Tenke Craig E, Kayser Jürgen
Division of Cognitive Neuroscience, New York State Psychiatric Institute, New York, NY, USA; Department of Psychiatry, Columbia University College of Physicians and Surgeons, New York, NY, USA.
Division of Cognitive Neuroscience, New York State Psychiatric Institute, New York, NY, USA; Department of Psychiatry, Columbia University College of Physicians and Surgeons, New York, NY, USA.
Int J Psychophysiol. 2015 Sep;97(3):285-98. doi: 10.1016/j.ijpsycho.2015.05.008. Epub 2015 May 21.

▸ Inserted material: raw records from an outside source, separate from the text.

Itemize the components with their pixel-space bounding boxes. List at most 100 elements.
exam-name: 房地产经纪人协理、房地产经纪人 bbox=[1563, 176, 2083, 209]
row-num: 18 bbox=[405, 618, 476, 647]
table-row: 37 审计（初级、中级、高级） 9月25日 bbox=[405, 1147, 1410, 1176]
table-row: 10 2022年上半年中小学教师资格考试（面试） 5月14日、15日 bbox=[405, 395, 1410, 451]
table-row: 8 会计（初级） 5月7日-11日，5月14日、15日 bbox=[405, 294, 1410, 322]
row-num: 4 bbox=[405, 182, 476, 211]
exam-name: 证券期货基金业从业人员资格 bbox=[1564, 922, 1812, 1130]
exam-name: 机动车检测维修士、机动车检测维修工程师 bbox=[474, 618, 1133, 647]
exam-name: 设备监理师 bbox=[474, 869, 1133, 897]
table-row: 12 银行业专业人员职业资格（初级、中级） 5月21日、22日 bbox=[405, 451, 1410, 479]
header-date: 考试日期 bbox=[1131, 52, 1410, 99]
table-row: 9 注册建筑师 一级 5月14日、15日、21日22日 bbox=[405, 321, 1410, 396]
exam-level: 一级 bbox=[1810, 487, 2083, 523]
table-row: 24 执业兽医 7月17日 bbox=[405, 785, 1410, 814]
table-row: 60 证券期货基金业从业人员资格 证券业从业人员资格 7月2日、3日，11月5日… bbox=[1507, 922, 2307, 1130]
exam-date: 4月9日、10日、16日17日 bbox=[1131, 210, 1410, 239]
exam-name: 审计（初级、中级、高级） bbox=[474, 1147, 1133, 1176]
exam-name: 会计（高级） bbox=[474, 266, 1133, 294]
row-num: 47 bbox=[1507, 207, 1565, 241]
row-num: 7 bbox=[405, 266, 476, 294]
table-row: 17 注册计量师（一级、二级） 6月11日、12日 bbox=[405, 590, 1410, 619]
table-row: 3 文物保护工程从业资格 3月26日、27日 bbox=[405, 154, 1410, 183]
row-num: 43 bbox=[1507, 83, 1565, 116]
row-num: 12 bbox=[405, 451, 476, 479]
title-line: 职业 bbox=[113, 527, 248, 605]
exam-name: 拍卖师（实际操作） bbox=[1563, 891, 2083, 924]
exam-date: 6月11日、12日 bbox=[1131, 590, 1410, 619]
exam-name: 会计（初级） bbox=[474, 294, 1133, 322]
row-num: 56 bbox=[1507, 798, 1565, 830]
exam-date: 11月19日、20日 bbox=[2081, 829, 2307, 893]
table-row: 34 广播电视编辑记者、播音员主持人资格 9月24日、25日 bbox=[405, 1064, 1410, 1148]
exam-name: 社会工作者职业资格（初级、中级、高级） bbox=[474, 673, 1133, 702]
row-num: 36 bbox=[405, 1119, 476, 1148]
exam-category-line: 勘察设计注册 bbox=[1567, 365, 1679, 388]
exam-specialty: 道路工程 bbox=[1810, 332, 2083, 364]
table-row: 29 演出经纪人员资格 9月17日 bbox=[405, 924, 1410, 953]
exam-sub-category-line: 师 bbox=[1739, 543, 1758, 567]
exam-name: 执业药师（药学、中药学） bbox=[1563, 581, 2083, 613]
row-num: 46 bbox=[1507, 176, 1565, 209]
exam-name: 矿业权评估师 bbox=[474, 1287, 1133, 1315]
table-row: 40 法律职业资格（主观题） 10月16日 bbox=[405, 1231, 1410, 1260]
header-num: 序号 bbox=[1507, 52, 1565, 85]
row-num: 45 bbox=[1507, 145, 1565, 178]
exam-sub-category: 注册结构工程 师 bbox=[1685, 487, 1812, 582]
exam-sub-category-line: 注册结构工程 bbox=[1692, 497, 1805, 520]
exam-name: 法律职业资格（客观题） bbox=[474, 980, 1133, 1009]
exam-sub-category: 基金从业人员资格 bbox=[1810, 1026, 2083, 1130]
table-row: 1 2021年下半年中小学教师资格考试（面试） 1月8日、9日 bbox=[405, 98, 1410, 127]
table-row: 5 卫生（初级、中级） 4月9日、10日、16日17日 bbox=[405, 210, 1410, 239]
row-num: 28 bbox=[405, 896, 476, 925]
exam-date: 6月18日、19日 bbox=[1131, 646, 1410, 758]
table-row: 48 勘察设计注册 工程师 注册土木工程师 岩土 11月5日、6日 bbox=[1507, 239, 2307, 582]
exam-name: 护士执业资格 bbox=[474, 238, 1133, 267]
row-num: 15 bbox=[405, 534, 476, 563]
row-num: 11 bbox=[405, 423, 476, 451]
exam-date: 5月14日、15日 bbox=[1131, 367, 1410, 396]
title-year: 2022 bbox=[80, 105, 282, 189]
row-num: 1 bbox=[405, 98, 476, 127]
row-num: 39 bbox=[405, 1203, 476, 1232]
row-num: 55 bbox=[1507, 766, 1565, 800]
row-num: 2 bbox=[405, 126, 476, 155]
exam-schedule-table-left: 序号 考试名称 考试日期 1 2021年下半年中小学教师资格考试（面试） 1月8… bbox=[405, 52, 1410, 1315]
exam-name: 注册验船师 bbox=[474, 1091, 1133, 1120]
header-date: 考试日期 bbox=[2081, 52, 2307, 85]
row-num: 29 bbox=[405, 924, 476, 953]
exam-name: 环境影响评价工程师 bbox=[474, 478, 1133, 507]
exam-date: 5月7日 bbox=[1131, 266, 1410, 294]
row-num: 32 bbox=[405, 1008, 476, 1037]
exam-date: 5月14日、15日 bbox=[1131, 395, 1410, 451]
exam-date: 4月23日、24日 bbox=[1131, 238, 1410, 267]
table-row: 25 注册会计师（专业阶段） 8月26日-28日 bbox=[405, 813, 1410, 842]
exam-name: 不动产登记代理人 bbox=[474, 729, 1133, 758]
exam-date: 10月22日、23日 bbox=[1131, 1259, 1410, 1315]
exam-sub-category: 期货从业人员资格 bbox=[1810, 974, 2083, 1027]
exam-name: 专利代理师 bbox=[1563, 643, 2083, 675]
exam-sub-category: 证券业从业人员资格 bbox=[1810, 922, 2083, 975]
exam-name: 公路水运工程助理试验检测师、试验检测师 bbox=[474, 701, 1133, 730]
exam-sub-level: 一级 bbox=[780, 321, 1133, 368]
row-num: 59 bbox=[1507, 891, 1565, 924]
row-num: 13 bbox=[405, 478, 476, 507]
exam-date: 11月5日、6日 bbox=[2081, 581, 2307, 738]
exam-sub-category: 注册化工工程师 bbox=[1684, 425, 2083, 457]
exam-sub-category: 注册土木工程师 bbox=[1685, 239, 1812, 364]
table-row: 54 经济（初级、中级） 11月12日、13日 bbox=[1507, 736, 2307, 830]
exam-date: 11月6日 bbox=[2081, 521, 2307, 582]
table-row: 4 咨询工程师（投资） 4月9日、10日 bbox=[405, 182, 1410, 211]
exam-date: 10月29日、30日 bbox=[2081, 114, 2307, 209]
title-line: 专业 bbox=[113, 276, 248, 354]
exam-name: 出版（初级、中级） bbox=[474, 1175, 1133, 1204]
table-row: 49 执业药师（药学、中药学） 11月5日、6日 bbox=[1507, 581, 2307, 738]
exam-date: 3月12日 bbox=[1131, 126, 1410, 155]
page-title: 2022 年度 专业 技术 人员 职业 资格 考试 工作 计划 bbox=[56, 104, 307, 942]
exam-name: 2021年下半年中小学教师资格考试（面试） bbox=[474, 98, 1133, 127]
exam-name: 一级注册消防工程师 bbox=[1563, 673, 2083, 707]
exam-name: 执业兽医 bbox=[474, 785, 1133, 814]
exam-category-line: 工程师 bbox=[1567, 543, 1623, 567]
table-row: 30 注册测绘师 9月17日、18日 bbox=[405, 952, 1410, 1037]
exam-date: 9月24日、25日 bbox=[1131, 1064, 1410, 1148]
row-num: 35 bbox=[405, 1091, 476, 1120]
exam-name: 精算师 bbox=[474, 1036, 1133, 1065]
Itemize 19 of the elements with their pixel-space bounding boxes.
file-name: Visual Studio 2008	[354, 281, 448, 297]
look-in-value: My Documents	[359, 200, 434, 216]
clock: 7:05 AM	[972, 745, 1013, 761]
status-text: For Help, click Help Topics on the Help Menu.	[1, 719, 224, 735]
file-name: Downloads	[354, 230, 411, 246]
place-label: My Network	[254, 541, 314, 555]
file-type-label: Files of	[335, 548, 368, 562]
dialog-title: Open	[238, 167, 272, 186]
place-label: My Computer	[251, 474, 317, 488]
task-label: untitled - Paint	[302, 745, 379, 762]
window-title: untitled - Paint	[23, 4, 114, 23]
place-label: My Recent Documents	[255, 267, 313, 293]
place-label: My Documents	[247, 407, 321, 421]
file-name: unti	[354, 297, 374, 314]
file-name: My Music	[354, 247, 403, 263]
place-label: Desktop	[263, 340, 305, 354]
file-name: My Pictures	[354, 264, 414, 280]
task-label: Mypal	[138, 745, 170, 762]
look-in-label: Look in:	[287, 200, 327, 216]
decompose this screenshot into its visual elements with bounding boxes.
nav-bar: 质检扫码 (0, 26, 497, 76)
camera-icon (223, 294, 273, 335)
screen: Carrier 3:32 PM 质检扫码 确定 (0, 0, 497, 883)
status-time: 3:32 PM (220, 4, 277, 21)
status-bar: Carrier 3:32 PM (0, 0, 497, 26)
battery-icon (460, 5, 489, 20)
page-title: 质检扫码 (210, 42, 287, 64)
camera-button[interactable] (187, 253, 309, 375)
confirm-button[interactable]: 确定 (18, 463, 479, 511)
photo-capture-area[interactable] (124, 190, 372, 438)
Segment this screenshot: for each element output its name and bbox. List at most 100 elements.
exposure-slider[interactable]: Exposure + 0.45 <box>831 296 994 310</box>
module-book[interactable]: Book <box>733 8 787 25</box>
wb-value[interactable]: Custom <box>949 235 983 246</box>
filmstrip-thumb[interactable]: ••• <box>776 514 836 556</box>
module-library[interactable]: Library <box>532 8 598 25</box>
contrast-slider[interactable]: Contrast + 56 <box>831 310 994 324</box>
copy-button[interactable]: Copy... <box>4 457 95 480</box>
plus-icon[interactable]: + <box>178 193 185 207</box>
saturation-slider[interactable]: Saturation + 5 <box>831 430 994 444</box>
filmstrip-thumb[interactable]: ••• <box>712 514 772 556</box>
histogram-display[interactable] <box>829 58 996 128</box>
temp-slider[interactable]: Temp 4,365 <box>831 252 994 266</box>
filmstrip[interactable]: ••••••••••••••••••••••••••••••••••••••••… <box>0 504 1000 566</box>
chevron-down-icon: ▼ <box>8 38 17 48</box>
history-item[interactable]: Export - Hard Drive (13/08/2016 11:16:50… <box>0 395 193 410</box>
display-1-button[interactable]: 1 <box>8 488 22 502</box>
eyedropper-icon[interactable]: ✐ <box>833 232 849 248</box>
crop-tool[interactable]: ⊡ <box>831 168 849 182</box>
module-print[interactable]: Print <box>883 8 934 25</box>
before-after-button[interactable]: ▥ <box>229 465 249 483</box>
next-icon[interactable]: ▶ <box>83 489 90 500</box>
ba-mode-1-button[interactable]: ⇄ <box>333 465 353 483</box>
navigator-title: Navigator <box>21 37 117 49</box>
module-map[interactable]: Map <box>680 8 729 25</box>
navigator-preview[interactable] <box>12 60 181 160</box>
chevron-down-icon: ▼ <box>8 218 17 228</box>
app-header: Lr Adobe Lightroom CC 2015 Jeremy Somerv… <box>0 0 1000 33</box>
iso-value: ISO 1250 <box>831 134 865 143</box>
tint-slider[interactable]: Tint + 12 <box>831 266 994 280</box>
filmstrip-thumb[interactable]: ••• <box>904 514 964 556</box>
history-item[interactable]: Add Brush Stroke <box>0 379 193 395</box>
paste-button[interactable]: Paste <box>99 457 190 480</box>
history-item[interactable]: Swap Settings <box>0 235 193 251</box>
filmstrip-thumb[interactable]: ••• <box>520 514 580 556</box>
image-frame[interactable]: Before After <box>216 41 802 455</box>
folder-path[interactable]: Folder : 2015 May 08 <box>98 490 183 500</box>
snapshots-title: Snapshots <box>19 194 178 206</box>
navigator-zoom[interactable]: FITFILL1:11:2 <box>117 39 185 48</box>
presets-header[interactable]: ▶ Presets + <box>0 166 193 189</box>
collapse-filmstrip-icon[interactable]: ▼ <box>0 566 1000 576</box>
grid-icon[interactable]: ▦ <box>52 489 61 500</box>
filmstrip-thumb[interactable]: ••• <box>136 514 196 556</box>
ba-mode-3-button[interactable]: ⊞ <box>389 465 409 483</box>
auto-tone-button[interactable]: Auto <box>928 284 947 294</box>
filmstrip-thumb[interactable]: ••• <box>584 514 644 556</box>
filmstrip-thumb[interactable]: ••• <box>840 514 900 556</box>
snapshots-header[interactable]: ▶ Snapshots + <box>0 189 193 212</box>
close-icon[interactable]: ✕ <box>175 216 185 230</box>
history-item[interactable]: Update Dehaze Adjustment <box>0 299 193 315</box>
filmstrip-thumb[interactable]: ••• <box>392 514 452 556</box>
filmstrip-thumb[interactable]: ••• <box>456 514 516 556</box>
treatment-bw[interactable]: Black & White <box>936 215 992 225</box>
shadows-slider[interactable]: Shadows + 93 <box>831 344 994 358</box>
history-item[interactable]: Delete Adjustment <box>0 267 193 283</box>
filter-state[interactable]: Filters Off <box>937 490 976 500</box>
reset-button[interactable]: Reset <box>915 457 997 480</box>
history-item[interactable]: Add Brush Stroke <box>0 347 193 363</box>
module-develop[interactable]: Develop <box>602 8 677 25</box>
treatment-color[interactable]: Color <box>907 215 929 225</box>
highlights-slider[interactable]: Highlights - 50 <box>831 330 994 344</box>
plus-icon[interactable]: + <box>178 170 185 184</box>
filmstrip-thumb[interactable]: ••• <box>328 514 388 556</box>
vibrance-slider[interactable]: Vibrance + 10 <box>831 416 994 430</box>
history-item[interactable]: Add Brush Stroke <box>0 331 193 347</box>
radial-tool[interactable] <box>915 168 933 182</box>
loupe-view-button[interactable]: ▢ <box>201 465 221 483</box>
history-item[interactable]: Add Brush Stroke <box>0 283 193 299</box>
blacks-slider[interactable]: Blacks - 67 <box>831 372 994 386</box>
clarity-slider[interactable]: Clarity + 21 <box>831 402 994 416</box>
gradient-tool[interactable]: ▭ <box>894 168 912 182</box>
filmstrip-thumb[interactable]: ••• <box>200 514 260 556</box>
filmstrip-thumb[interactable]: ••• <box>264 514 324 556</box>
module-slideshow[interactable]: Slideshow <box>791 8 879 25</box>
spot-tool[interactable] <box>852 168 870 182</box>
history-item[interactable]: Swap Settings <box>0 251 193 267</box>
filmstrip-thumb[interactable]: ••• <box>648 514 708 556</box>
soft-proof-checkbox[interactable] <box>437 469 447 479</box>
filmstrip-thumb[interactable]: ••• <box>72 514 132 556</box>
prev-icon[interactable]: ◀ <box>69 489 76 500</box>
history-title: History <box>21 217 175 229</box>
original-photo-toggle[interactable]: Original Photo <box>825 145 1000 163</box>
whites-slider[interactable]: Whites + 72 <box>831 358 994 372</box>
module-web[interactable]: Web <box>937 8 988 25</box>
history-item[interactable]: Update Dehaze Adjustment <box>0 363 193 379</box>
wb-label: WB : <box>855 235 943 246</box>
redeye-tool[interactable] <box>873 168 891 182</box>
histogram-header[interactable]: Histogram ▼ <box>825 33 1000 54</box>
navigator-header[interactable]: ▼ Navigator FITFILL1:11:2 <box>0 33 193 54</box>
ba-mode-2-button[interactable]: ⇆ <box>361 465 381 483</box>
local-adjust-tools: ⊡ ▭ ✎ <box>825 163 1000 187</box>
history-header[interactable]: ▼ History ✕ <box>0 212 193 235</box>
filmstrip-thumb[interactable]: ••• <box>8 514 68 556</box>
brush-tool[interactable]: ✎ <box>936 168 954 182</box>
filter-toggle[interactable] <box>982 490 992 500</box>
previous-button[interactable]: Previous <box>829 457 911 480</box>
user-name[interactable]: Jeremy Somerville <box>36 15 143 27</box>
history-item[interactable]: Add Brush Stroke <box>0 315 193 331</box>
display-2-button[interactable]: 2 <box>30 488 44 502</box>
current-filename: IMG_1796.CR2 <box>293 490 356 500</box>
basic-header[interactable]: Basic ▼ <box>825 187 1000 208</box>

Surface Laplacian (SL) methods offer advantages in spectral analysis owing to the well-known implications of volume conduction. Although recognition of the superiority of SL over reference-dependent measures is widespread, well-reasoned cautions have precluded their universal adoption. Notably, the expected selectivity of SL for superficial rather than deep generators has relegated SL to the role of an add-on to conventional analyses, rather than as an independent area of inquiry, despite empirical findings supporting the consistency and replicability of physiological effects of interest. It has also been reasoned that the contrast-enhancing effects of SL necessarily make it insensitive to broadly distributed generators, including those suspected for oscillatory rhythms such as EEG alpha. These concerns are further exacerbated for phase-sensitive measures (e.g., phase-locking, coherence), where key features of physiological generators have yet to be evaluated. While the neuronal generators of empirically-derived EEG measures cannot be precisely known due to the inverse problem, simple dipole generator configurations can be simulated using a 4-sphere head model and linearly combined. We simulated subdural and deep generators and distributed dipole layers using sine and cosine waveforms, quantified at 67-scalp sites corresponding to those used in previous research. Reference-dependent (nose, average, mastoids reference) EEG and corresponding SL topographies were used to probe signal fidelity in the topography of the measured amplitude spectra, phase and coherence of sinusoidal stimuli at and between "active" recording sites. SL consistently outperformed the conventional EEG measures, indicating that continued reluctance by the research community is unfounded.
由于体积传导的众所周知的影响,表面拉普拉斯(SL)方法在频谱分析中具有优势。尽管人们普遍认识到SL比基于参考的测量方法更具优越性,但经过充分论证的 caution 使得它们未能被普遍采用。值得注意的是,SL 对浅层而非深层发生器的预期选择性使其沦为传统分析的附加手段,而非一个独立的研究领域,尽管有实证研究结果支持感兴趣的生理效应的一致性和可重复性。也有人认为,SL 的对比度增强效应必然使其对广泛分布的发生器不敏感,包括那些疑似产生振荡节律(如脑电图阿尔法波)的发生器。对于相位敏感测量(如锁相、相干性),这些担忧进一步加剧,因为生理发生器的关键特征尚未得到评估。虽然由于逆问题,无法精确知道基于经验得出的脑电图测量的神经元发生器,但可以使用 4 球体头部模型模拟简单的偶极子发生器配置并进行线性组合。我们使用正弦和余弦波形模拟硬膜下和深部发生器以及分布式偶极子层,在与先前研究中使用的相对应的 67 个头皮部位进行量化。基于参考(鼻子、平均、乳突参考)的脑电图和相应的 SL 地形图被用于探测在“活跃”记录部位及其之间的正弦刺激的测量幅度谱、相位和相干性的地形图中的信号保真度。SL 始终优于传统的脑电图测量方法,这表明研究界持续的不情愿是没有根据的。